PBMs serve as a bridge between drugmakers and consumers. They manage prescription benefit programs for federal employees, state government workers, health insurers and others. They also determine what products are available on pharmacy shelves, and barter with pharmaceutical developers to win rebates and discounts on list prices of drugs.
But PBMs' close relationships with those developers means they could get caught in the current whirlwind of drug pricing backlash, which would negatively affect their value.

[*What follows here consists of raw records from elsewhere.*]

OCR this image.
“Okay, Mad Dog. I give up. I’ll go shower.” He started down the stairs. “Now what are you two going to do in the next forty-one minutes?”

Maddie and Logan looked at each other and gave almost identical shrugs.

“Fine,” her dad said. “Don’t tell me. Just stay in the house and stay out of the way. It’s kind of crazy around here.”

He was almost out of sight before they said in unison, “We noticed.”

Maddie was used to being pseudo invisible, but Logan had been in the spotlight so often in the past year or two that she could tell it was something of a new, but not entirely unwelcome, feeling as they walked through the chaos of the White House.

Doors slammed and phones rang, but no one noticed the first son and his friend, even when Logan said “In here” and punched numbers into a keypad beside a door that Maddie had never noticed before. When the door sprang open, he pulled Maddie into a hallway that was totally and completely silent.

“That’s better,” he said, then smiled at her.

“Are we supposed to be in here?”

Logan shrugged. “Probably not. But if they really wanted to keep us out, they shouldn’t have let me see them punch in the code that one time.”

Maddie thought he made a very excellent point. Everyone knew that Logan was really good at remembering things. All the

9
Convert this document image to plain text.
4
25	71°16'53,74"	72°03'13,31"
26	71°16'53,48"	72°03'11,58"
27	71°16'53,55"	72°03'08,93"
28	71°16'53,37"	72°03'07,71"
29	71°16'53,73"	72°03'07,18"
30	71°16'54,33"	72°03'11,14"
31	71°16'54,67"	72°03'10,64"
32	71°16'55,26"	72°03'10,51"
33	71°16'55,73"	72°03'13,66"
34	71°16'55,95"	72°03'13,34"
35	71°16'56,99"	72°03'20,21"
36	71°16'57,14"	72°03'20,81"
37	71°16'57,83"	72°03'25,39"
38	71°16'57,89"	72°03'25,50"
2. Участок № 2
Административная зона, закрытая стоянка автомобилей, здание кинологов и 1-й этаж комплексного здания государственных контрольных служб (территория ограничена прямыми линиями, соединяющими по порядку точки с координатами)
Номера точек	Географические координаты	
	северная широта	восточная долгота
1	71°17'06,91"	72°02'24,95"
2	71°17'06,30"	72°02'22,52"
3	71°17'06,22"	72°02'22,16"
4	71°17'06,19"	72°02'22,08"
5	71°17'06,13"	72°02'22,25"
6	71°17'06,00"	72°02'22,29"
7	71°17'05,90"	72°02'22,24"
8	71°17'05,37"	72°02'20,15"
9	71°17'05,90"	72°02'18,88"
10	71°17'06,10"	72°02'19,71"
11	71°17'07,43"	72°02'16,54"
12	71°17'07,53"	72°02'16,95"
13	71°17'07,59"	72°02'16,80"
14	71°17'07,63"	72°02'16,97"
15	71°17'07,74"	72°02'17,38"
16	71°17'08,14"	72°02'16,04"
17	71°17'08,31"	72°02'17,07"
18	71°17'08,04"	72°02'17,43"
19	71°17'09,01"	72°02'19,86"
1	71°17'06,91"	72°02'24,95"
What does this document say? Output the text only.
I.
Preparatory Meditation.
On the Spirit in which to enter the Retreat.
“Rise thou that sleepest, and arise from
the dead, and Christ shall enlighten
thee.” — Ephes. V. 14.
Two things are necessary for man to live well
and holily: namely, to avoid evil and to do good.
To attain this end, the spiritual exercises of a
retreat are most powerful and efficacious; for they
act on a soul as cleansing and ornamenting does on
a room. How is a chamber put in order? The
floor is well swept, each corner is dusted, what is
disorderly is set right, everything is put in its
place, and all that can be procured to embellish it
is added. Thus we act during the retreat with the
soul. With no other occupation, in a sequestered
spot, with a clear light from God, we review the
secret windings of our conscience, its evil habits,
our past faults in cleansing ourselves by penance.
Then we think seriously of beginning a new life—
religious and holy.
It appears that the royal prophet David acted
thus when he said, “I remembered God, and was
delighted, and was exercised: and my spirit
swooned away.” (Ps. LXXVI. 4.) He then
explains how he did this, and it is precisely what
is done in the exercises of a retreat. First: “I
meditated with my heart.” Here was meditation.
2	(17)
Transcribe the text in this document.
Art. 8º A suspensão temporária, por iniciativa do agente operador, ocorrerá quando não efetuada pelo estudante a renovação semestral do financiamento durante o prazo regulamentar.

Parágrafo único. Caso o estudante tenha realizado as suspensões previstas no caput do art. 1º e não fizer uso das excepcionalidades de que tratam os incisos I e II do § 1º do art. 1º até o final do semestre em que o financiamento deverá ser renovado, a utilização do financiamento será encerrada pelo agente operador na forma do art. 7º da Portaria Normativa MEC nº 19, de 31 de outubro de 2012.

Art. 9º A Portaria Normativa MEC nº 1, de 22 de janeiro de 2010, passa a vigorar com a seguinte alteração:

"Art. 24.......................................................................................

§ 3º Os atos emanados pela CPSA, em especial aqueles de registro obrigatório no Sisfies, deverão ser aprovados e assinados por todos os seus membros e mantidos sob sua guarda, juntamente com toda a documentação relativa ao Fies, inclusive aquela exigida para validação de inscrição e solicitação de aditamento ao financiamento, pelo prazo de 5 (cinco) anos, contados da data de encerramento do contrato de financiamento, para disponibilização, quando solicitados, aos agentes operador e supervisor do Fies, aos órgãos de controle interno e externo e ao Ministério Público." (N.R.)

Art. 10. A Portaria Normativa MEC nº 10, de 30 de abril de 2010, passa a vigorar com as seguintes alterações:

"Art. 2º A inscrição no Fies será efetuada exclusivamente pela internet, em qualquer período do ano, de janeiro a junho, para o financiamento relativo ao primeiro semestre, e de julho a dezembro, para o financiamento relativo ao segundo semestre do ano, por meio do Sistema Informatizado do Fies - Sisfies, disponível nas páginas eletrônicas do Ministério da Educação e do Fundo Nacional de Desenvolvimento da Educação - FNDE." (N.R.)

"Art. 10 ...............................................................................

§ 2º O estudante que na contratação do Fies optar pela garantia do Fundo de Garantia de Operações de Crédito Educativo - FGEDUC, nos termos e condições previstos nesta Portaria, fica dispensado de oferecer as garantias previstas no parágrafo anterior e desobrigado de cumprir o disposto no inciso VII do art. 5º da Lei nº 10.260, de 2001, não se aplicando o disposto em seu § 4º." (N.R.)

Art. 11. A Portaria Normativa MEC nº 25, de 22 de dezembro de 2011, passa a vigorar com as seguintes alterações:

Drug pricing repercussions would likely have the biggest effects on large PBMs, such as CVS Health, Express Scripts and UnitedHealth Group.
“If any legislative and reimbursement proposals aimed at reining in drug prices take hold, we believe they would erode the value of the pharmacy benefit manager model,” Diana Lee, a Moody's Senior Credit Officer, said in a Dec. 13 statement.
Amid the mounting push for drug pricing reform, Moody's anticipates PBMs will exclude more products from their formularies as a means of providing lower costs to their clients.
The logic there is that making formularies more exclusive pushes medicine makers to offer greater discounts to keep their products available at the pharmacy, at which point PBMs claim they are able to pass those discounts on to consumers. In 2017, Express Scripts is excluding 85 products from its formulary while CVS Health is excluding 154.
As a result, Moody's says biopharmas will limit price increases on their branded drugs to keep pace and stay on the formularies.